We also ingest data from numerous third-party sources. Primarily from API endpoints, but also by other means (public gcs buckets, reading onchain contracts, etc).
Storage#
Our primary storage layer is Google Cloud Storage (GCS). All of the data we ingest is first stored in GCS before any further processing.
We use a single GCS bucket for all data, with the following naming convention:
gs://BUCKET/ROOT_PATH/partitionA=0/partitionB=1/file.parquet
The ROOT_PATH
of a dataset is almost like a table name. It can be nested, so we can group related
datasets together in a hierarchy.
The most common partition used is dt
(for date). We use it in almost all our datasets as we
generally stick to daily data processing. For multichain datasets we also use the chain
partition.
The file format used is always Parquet.
Below we show some example root paths in GCS. These paths are for a family of tables called
blockbatch
(for the approach used to process them). As you can see we have multiple levels of
neseting:

ClickHouse Data Warehouse#
We use ClickHouse as our data warehouse. From ClickHouse we can use the S3 Table Engine to read data directly from GCS. We have a number of convenience functions that let us read by specifying the root path of the data in GCS and a partition value.

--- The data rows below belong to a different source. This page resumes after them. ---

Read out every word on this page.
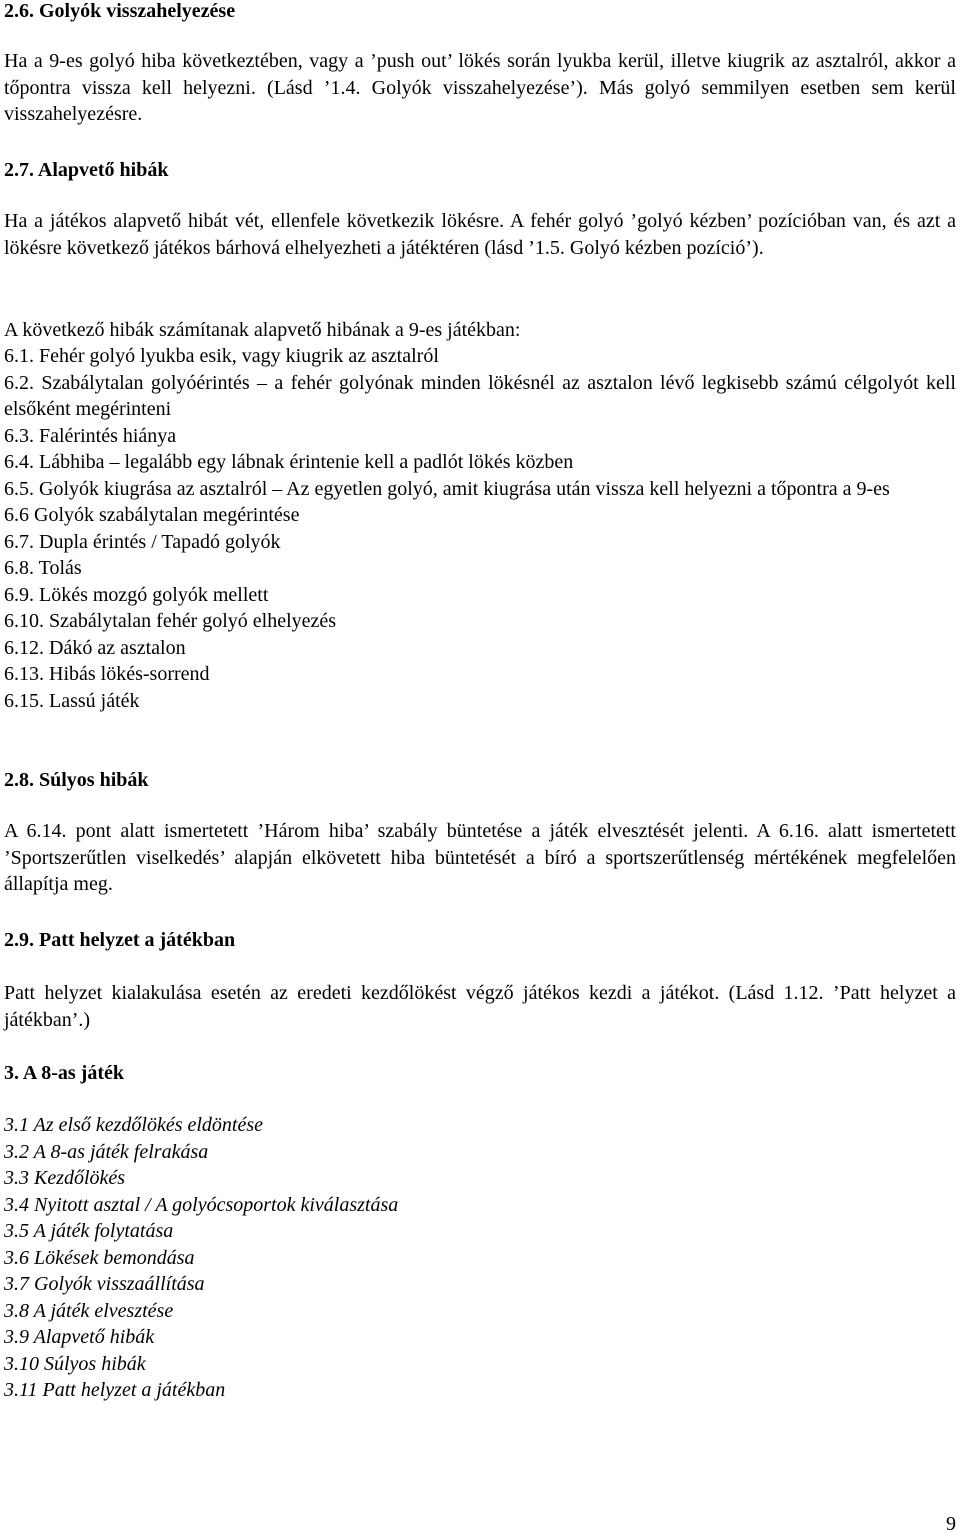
2.6. Golyók visszahelyezése
Ha a 9-es golyó hiba következtében, vagy a ’push out’ lökés során lyukba kerül, illetve kiugrik az asztalról, akkor a tőpontra vissza kell helyezni. (Lásd ’1.4. Golyók visszahelyezése’). Más golyó semmilyen esetben sem kerül visszahelyezésre.
2.7. Alapvető hibák
Ha a játékos alapvető hibát vét, ellenfele következik lökésre. A fehér golyó ’golyó kézben’ pozícióban van, és azt a lökésre következő játékos bárhová elhelyezheti a játéktéren (lásd ’1.5. Golyó kézben pozíció’).
A következő hibák számítanak alapvető hibának a 9-es játékban:
6.1. Fehér golyó lyukba esik, vagy kiugrik az asztalról
6.2. Szabálytalan golyóérintés – a fehér golyónak minden lökésnél az asztalon lévő legkisebb számú célgolyót kell elsőként megérinteni
6.3. Falérintés hiánya
6.4. Lábhiba – legalább egy lábnak érintenie kell a padlót lökés közben
6.5. Golyók kiugrása az asztalról – Az egyetlen golyó, amit kiugrása után vissza kell helyezni a tőpontra a 9-es
6.6 Golyók szabálytalan megérintése
6.7. Dupla érintés / Tapadó golyók
6.8. Tolás
6.9. Lökés mozgó golyók mellett
6.10. Szabálytalan fehér golyó elhelyezés
6.12. Dákó az asztalon
6.13. Hibás lökés-sorrend
6.15. Lassú játék
2.8. Súlyos hibák
A 6.14. pont alatt ismertetett ’Három hiba’ szabály büntetése a játék elvesztését jelenti. A 6.16. alatt ismertetett ’Sportszerűtlen viselkedés’ alapján elkövetett hiba büntetését a bíró a sportszerűtlenség mértékének megfelelően állapítja meg.
2.9. Patt helyzet a játékban
Patt helyzet kialakulása esetén az eredeti kezdőlökést végző játékos kezdi a játékot. (Lásd 1.12. ’Patt helyzet a játékban’.)
3. A 8-as játék
3.1 Az első kezdőlökés eldöntése
3.2 A 8-as játék felrakása
3.3 Kezdőlökés
3.4 Nyitott asztal / A golyócsoportok kiválasztása
3.5 A játék folytatása
3.6 Lökések bemondása
3.7 Golyók visszaállítása
3.8 A játék elvesztése
3.9 Alapvető hibák
3.10 Súlyos hibák
3.11 Patt helyzet a játékban
9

Processing and Orchestration#
We use dagster running on kubernetes to orchestrate ingestion and processing of data. This includes:
Ingestion, which reads from our input data sources and writes to GCS.
Processing, which reads from GCS and writes back to GCS.
Transformations, which runs on the ClickHouse Data Warehouse.
Exports, which read from GCS or ClickHouse and write to BigQuery. We use this for public tables and also to expose data to insight toosl that cannot read from ClickHouse directly.
Insights#
We use a number of tools to help us create dashboards and reports. Our main tool is Hex but we also use Streamlit and Google Sheets.